Mesela otomotivde, mobilyada, giyimde enflasyon çok düşük ama mesela arabanızı her sene yenilemediğinizi varsayıyorum. Böyle olunca oradaki enflasyonun düştüğünü her zaman hissetmiyorsunuz ama neyi hissediyorsunuz? Sürekli yaptığınız harcamaları ve bunun içinde biraz daha yekun olarak çok tutanları hissediyorsunuz. Mesela kira, kira enflasyonu yüksek seyrettiği için burada hissedilen enflasyon gerçekleşen enflasyonun üzerinde olabiliyor. Dünyada birçok ülkede de var, bizim ülkemizde de çeşitli sebeplerle benzer bir durum söz konusu. Enflasyon beklentilerini de bu etkiliyor, hane halkı enflasyon beklentilerinin bir miktar daha geriden gelmesinin sebebi de bu."

Geçen yıl gecelik borçlanma faizinin 150 baz puan indirildiği hatırlatılarak kısa vadede yeniden 150 baz puan simetrik hale getirilip getirilmeyeceğine ilişkin soru üzerine Karahan, şunları kaydetti:

"Her zaman söylediğimiz gibi temel fonlama aracımız bir hafta vadeli repo oranı. Temel iletişimi de zaten para politikası faizi üzerinden yapıyoruz, bu da bir hafta vadeli repo oranı oluyor ama konjonktürel gelişmelere göre de üst bandı kullanma ihtiyacı ortaya çıkabiliyor, birkaç ay boyunca bunu yaptık ve faydasını da gördük.
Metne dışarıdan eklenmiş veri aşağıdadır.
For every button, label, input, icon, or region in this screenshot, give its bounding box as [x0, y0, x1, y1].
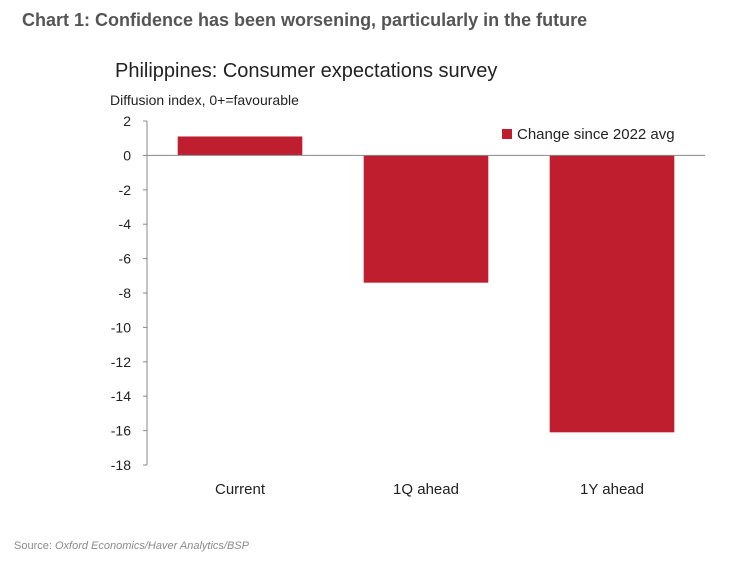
x-tick-label: Current [215, 481, 266, 498]
chart-title: Philippines: Consumer expectations surve… [115, 60, 498, 82]
y-tick-label: -8 [119, 285, 132, 301]
y-tick-label: 2 [123, 113, 131, 129]
y-axis-label: Diffusion index, 0+=favourable [110, 92, 299, 108]
y-tick-label: -4 [119, 216, 132, 232]
y-tick-label: -6 [119, 251, 132, 267]
y-tick-label: -18 [111, 457, 131, 473]
y-tick-label: -2 [119, 182, 132, 198]
source-note: Source: Oxford Economics/Haver Analytics… [14, 540, 249, 552]
bar [177, 136, 303, 156]
x-tick-label: 1Q ahead [393, 481, 459, 498]
legend-swatch [502, 129, 512, 139]
bar [549, 155, 675, 433]
source-text: Oxford Economics/Haver Analytics/BSP [54, 540, 249, 552]
y-axis: 2 0 -2 -4 -6 -8 -10 -12 -14 -16 -18 [111, 113, 148, 473]
y-tick-label: -10 [111, 319, 131, 335]
legend: Change since 2022 avg [502, 126, 675, 143]
y-tick-label: 0 [123, 147, 131, 163]
x-tick-label: 1Y ahead [580, 481, 644, 498]
source-label: Source: [14, 540, 52, 552]
x-axis-labels: Current 1Q ahead 1Y ahead [215, 481, 644, 498]
bar [363, 155, 489, 283]
y-tick-label: -14 [111, 388, 131, 404]
page-heading: Chart 1: Confidence has been worsening, … [22, 10, 588, 30]
legend-label: Change since 2022 avg [517, 126, 675, 143]
bars [177, 136, 675, 433]
y-tick-label: -16 [111, 423, 131, 439]
y-tick-label: -12 [111, 354, 131, 370]
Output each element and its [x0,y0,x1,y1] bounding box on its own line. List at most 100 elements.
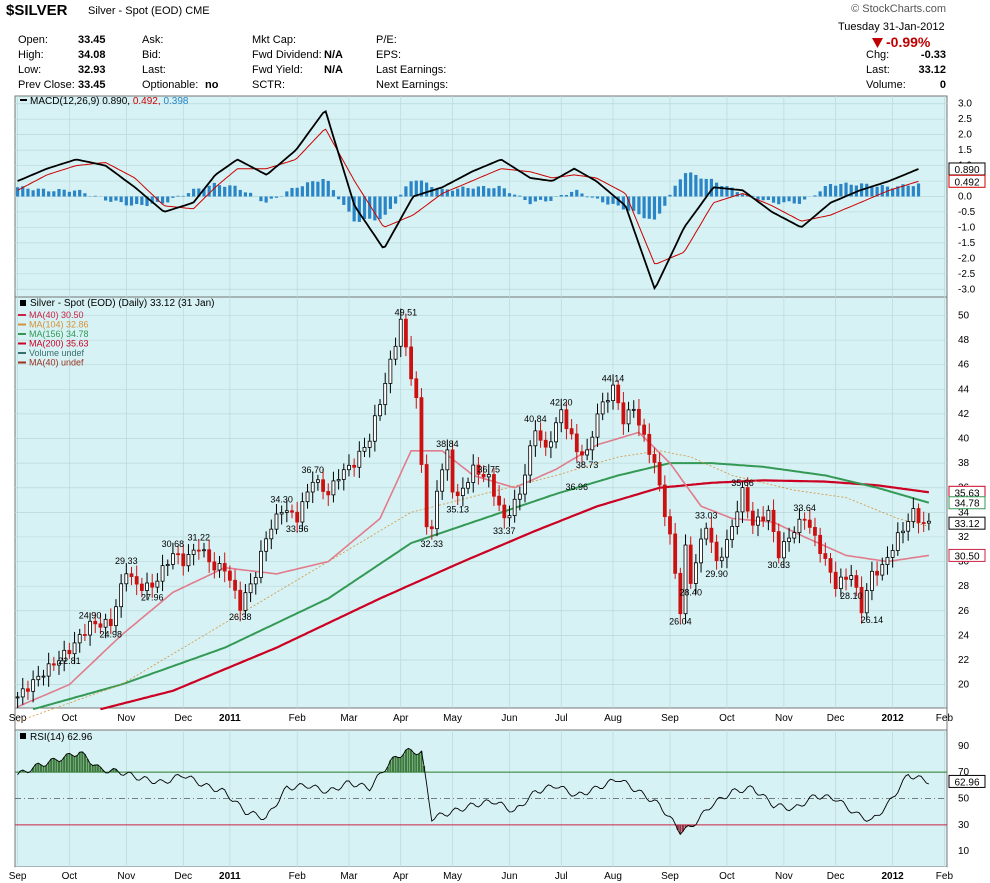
price-bar-body [362,447,367,452]
quote-value: 33.12 [918,64,946,76]
macd-histogram-bar [414,180,418,197]
price-bar-body [538,430,543,441]
date-tick-label: Oct [719,871,735,882]
macd-histogram-bar [331,190,336,197]
price-annotation: 38.73 [576,460,599,470]
date-tick-label: Apr [393,713,409,724]
price-annotation: 33.37 [493,526,516,536]
macd-y-tick: 2.0 [958,130,972,141]
price-bar-body [911,508,916,522]
price-bar-body [611,384,615,402]
price-bar-body [284,510,289,513]
macd-histogram-bar [466,187,470,197]
price-bar-body [305,491,310,503]
macd-histogram-bar [823,185,827,197]
date-tick-label: Sep [661,713,679,724]
price-legend-item: MA(40) undef [29,358,84,368]
rsi-end-tag: 62.96 [954,777,979,788]
macd-histogram-bar [766,196,770,200]
price-bar-body [88,620,92,636]
macd-histogram-bar [181,195,185,197]
macd-histogram-bar [481,185,486,197]
macd-histogram-bar [699,178,703,197]
price-annotation: 24.98 [100,629,123,639]
macd-histogram-bar [362,196,367,220]
quote-value: -0.33 [920,49,946,61]
macd-histogram-bar [518,195,522,197]
ticker-symbol[interactable]: $SILVER [6,2,68,19]
quote-label: Mkt Cap: [252,34,297,46]
price-annotation: 27.96 [141,593,164,603]
ma200-line [100,479,930,711]
price-title: Silver - Spot (EOD) (Daily) 33.12 (31 Ja… [30,298,215,309]
price-bar-body [119,583,124,608]
macd-histogram-bar [797,196,802,204]
price-bar-body [543,439,548,448]
macd-histogram-bar [393,196,398,204]
price-bar-body [807,519,812,528]
price-bar-body [678,572,683,615]
macd-histogram-bar [803,196,807,200]
price-bar-body [129,573,134,577]
price-bar-body [310,481,315,493]
price-bar-body [429,526,434,530]
change-percent: -0.99% [886,34,931,50]
macd-histogram-bar [818,191,822,197]
date-axis-strip [14,707,948,731]
price-bar-body [637,408,641,426]
price-annotation: 33.03 [695,510,718,520]
price-end-tag-box [948,496,986,510]
macd-histogram-bar [171,196,175,198]
price-annotation: 35.66 [731,478,754,488]
rsi-y-tick: 30 [958,820,970,831]
macd-histogram-bar [725,186,729,197]
price-bar-body [160,565,165,582]
macd-histogram-bar [502,188,506,197]
macd-histogram-bar [124,196,128,206]
macd-signal-line [17,128,919,265]
price-bar-body [404,318,408,348]
quote-label: EPS: [376,49,402,61]
macd-histogram-bar [399,194,403,197]
price-bar-body [372,415,377,442]
price-bar-body [750,510,755,526]
macd-histogram-bar [378,196,382,220]
price-bar-body [880,564,885,576]
macd-histogram-bar [668,194,672,197]
price-bar-body [813,527,817,536]
quote-label: Volume: [866,79,906,91]
macd-histogram-bar [647,196,651,219]
macd-histogram-bar [839,183,843,197]
macd-histogram-bar [238,189,242,197]
macd-histogram-bar [342,196,346,205]
price-bar-body [77,634,82,644]
macd-histogram-bar [456,188,460,197]
macd-histogram-bar [673,185,677,197]
price-bar-body [460,487,465,496]
macd-histogram-bar [176,195,180,197]
macd-histogram-bar [47,191,51,197]
macd-histogram-bar [311,181,315,197]
price-bar-body [569,428,574,435]
macd-histogram-bar [305,182,310,197]
macd-histogram-bar [150,196,154,204]
price-y-tick: 24 [958,630,970,641]
macd-histogram-bar [865,183,869,197]
price-y-tick: 34 [958,507,970,518]
price-bar-body [435,490,439,530]
price-bar-body [600,401,605,415]
price-y-tick: 28 [958,581,970,592]
macd-histogram-bar [880,185,884,197]
macd-histogram-bar [585,196,589,198]
macd-histogram-bar [709,178,714,197]
date-tick-label: Apr [393,871,409,882]
price-bar-body [279,512,284,515]
macd-histogram-bar [326,180,330,197]
price-bar-body [217,563,222,571]
down-arrow-icon [872,38,883,48]
price-bar-body [906,521,911,532]
macd-histogram-bar [492,188,496,197]
price-annotation: 28.10 [840,591,863,601]
macd-histogram-bar [761,196,765,201]
price-bar-body [383,383,388,406]
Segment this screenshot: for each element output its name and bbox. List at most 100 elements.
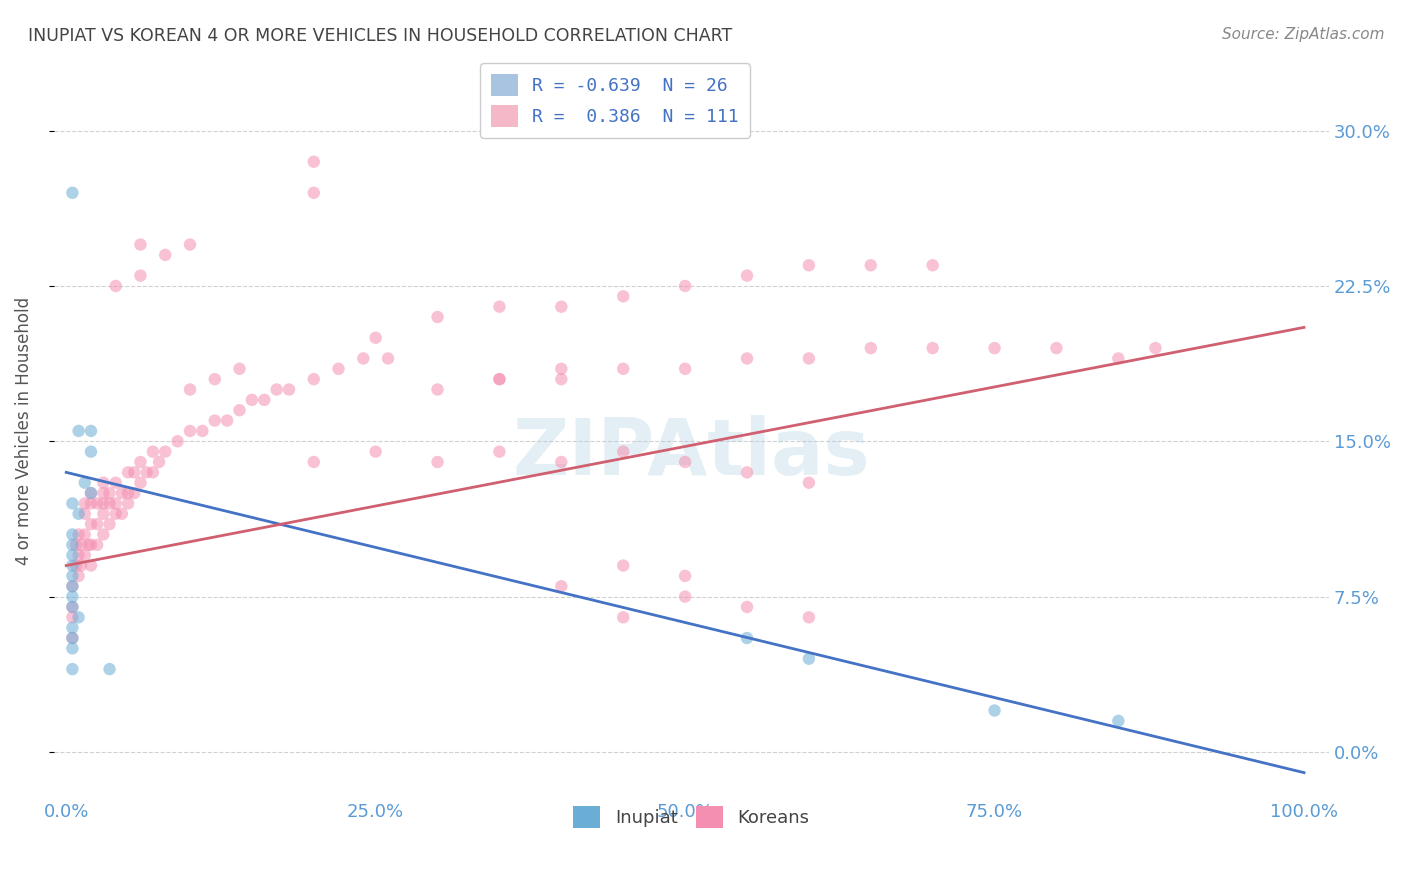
Point bbox=[80, 496, 103, 510]
Point bbox=[364, 331, 387, 345]
Point bbox=[352, 351, 374, 366]
Point bbox=[426, 383, 449, 397]
Point bbox=[278, 383, 301, 397]
Point bbox=[60, 631, 83, 645]
Point bbox=[797, 651, 820, 665]
Point bbox=[426, 455, 449, 469]
Point bbox=[60, 590, 83, 604]
Point bbox=[1045, 341, 1067, 355]
Point bbox=[70, 558, 93, 573]
Y-axis label: 4 or more Vehicles in Household: 4 or more Vehicles in Household bbox=[15, 297, 32, 565]
Point bbox=[65, 538, 87, 552]
Point bbox=[60, 662, 83, 676]
Point bbox=[104, 496, 127, 510]
Point bbox=[80, 424, 103, 438]
Point bbox=[111, 486, 134, 500]
Point bbox=[98, 662, 121, 676]
Point bbox=[228, 361, 250, 376]
Point bbox=[302, 372, 325, 386]
Point bbox=[179, 424, 201, 438]
Point bbox=[735, 268, 758, 283]
Point bbox=[73, 507, 96, 521]
Point bbox=[673, 569, 696, 583]
Point bbox=[673, 455, 696, 469]
Point bbox=[80, 444, 103, 458]
Point bbox=[983, 704, 1005, 718]
Point bbox=[921, 341, 943, 355]
Point bbox=[73, 548, 96, 562]
Point bbox=[240, 392, 263, 407]
Point bbox=[67, 610, 90, 624]
Point bbox=[98, 496, 121, 510]
Point bbox=[377, 351, 399, 366]
Point bbox=[117, 486, 139, 500]
Point bbox=[135, 466, 157, 480]
Point bbox=[266, 383, 288, 397]
Point bbox=[983, 341, 1005, 355]
Point bbox=[142, 444, 165, 458]
Point bbox=[93, 527, 115, 541]
Point bbox=[426, 310, 449, 324]
Point bbox=[60, 610, 83, 624]
Point bbox=[104, 507, 127, 521]
Point bbox=[80, 517, 103, 532]
Point bbox=[86, 496, 108, 510]
Text: INUPIAT VS KOREAN 4 OR MORE VEHICLES IN HOUSEHOLD CORRELATION CHART: INUPIAT VS KOREAN 4 OR MORE VEHICLES IN … bbox=[28, 27, 733, 45]
Point bbox=[104, 475, 127, 490]
Point bbox=[67, 548, 90, 562]
Point bbox=[60, 569, 83, 583]
Point bbox=[550, 455, 572, 469]
Point bbox=[93, 475, 115, 490]
Point bbox=[60, 579, 83, 593]
Point bbox=[77, 538, 100, 552]
Point bbox=[73, 527, 96, 541]
Point bbox=[104, 279, 127, 293]
Point bbox=[166, 434, 188, 449]
Point bbox=[673, 361, 696, 376]
Point bbox=[60, 579, 83, 593]
Point bbox=[302, 186, 325, 200]
Point bbox=[1144, 341, 1167, 355]
Point bbox=[93, 507, 115, 521]
Point bbox=[921, 258, 943, 272]
Point bbox=[302, 455, 325, 469]
Point bbox=[1107, 351, 1129, 366]
Point bbox=[129, 475, 152, 490]
Point bbox=[60, 599, 83, 614]
Point bbox=[179, 383, 201, 397]
Point bbox=[60, 548, 83, 562]
Point bbox=[93, 496, 115, 510]
Point bbox=[86, 517, 108, 532]
Point bbox=[80, 538, 103, 552]
Point bbox=[67, 424, 90, 438]
Point bbox=[612, 361, 634, 376]
Point bbox=[612, 289, 634, 303]
Point bbox=[86, 538, 108, 552]
Point bbox=[673, 590, 696, 604]
Point bbox=[65, 558, 87, 573]
Point bbox=[117, 496, 139, 510]
Point bbox=[204, 372, 226, 386]
Point bbox=[735, 631, 758, 645]
Point bbox=[550, 300, 572, 314]
Point bbox=[859, 258, 882, 272]
Point bbox=[60, 621, 83, 635]
Point bbox=[60, 527, 83, 541]
Point bbox=[73, 475, 96, 490]
Point bbox=[364, 444, 387, 458]
Point bbox=[179, 237, 201, 252]
Point bbox=[129, 455, 152, 469]
Point bbox=[859, 341, 882, 355]
Point bbox=[191, 424, 214, 438]
Point bbox=[488, 444, 510, 458]
Point bbox=[155, 248, 177, 262]
Point bbox=[797, 351, 820, 366]
Point bbox=[60, 599, 83, 614]
Point bbox=[673, 279, 696, 293]
Point bbox=[148, 455, 170, 469]
Point bbox=[70, 538, 93, 552]
Legend: Inupiat, Koreans: Inupiat, Koreans bbox=[567, 798, 817, 835]
Point bbox=[98, 486, 121, 500]
Point bbox=[60, 496, 83, 510]
Point bbox=[550, 579, 572, 593]
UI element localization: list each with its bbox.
Bunu ne zaman yapıyoruz? Geçici gelişmeler olduğunda ve bunlar beklentileri bozabilecek, enflasyon görünümünü bozabilecek bir risk teşkil ettiği durumda yapıyoruz ama geçici olması önemli. Eğer kalıcı bir bozulmaya sebep olması söz konusuysa zaten para politikası faizini artırarak buna yanıt veriyoruz. O dönemde, birkaç ay önce biliyorsunuz asimetrik koridora geçtik. Şu anda bunu kullanmıyoruz ama bize belli anlarda bir esneklik de sağlıyor. Dolayısıyla şu anda ihtiyacımız yok ama bir süre daha esnekliği koruma gerektiğini değerlendiriyoruz, bir süre daha kalacak. Önümüzdeki toplantıda tekrar değerlendireceğiz."